Puis, les marques de jouets ont senti le filon. Playmobil et Lego, par exemple, commercialisent des calendriers où les trouvailles constituent, au fil des jours, une saynète thématique. Flairant l’opportunité, d’autres secteurs se sont peu à peu tournés vers une cible d’adultes. Produits cosmétiques, maquillage, lingerie, bouteilles de bière, de vin ou d’alcool (des rhums par ci, des cognacs par là), thés ou cafés, biscuits, fromages, confitures, petits bijoux, graines à planter, ustensiles de cuisine ou de couture, accessoires de dé-coration, gadgets thématiques autour de films… Tout y passe, jusqu’à des friandises pour chien ou des jouets pour chat. Certains de ces coffrets coûtent pas loin de 200 euros. Quelques uns, avec de luxueux produits, affichent même jusqu’à 600 euros. Bien plus que pas mal de cadeaux que l’on pose sous le sapin. Cette année, on découvre aussi des petits livres illustrés (un chapitre par jour), des jeux d’énigme (un indice par jour) et une tendance au DIY (Do it yourself) qui ne se dément pas.
Les fabricants luxembourgeois ne sont pas en reste. Pas de calendrier de « Let’s make it happen » cette année, les promoteurs ayant préféré une boîte modulable en fonction des occasions, plus durable et facile à expédier dans le monde. Mais plusieurs initiatives privées à boire et à manger sont mises sur le marché. Ainsi, le détaillant en boissons La Punta à Lorentzweiler propose un calendrier de l’avent dédié aux bières locales avec une sélection de 24 crus, Jado rassemble 24 petites bouteilles d’eaux-de-vie et liqueurs sous le nom « Drëpplen duerch Lëtzebuerg » (mélangeant les mots Drëpp et treppelen), avec des détails historiques et autres fun facts sur chacune.
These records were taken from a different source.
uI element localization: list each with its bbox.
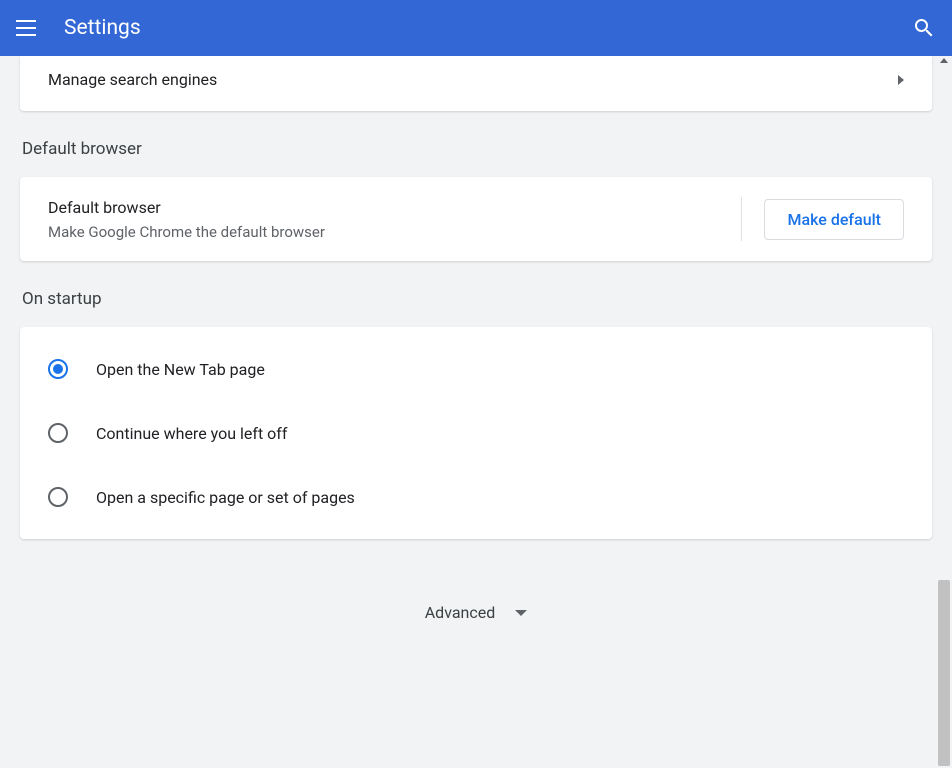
on-startup-section-title: On startup [22, 289, 932, 309]
startup-option-label: Open the New Tab page [96, 360, 265, 379]
scroll-up-icon [940, 58, 948, 63]
chevron-down-icon [515, 610, 527, 616]
on-startup-card: Open the New Tab page Continue where you… [20, 327, 932, 539]
default-browser-card: Default browser Make Google Chrome the d… [20, 177, 932, 261]
scroll-thumb[interactable] [938, 580, 950, 766]
radio-icon [48, 487, 68, 507]
make-default-button[interactable]: Make default [764, 199, 904, 240]
header-bar: Settings [0, 0, 952, 56]
startup-option-continue[interactable]: Continue where you left off [20, 401, 932, 465]
radio-icon [48, 423, 68, 443]
startup-option-new-tab[interactable]: Open the New Tab page [20, 337, 932, 401]
scrollbar[interactable] [936, 56, 952, 768]
startup-option-label: Continue where you left off [96, 424, 287, 443]
startup-option-specific-pages[interactable]: Open a specific page or set of pages [20, 465, 932, 529]
chevron-right-icon [898, 75, 904, 85]
manage-search-engines-row[interactable]: Manage search engines [20, 56, 932, 111]
default-browser-section-title: Default browser [22, 139, 932, 159]
advanced-toggle[interactable]: Advanced [20, 567, 932, 682]
menu-icon[interactable] [16, 16, 40, 40]
default-browser-info: Default browser Make Google Chrome the d… [48, 198, 719, 241]
startup-option-label: Open a specific page or set of pages [96, 488, 355, 507]
manage-search-engines-label: Manage search engines [48, 70, 217, 89]
default-browser-title: Default browser [48, 198, 719, 217]
default-browser-subtitle: Make Google Chrome the default browser [48, 223, 719, 241]
divider [741, 197, 742, 241]
content-area: Manage search engines Default browser De… [0, 56, 952, 768]
advanced-label: Advanced [425, 603, 496, 622]
radio-icon [48, 359, 68, 379]
search-icon[interactable] [912, 16, 936, 40]
page-title: Settings [64, 16, 912, 40]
Chez Genaveh, le calendrier prend la forme d’un chalet enneigé, façon maison de poupées, avec des bonbons de chocolat aux saveurs hivernales et diverses gourmandises de la maison comme des truffes, des mendiants, des guimauves ou des rochers. Cacaotées aussi, les 24 pralines du coffret des Chocolats du cour, réalisées aux Ateliers du tricentenaire à base d’ingrédients issus du commerce équitable.
Que l’on apprécie ces boîtes à joujoux ou que l’on ny voie qu’un désolant opportunisme commer-cial, les calendriers de l’avent ont un réel succès, pour tous les âges.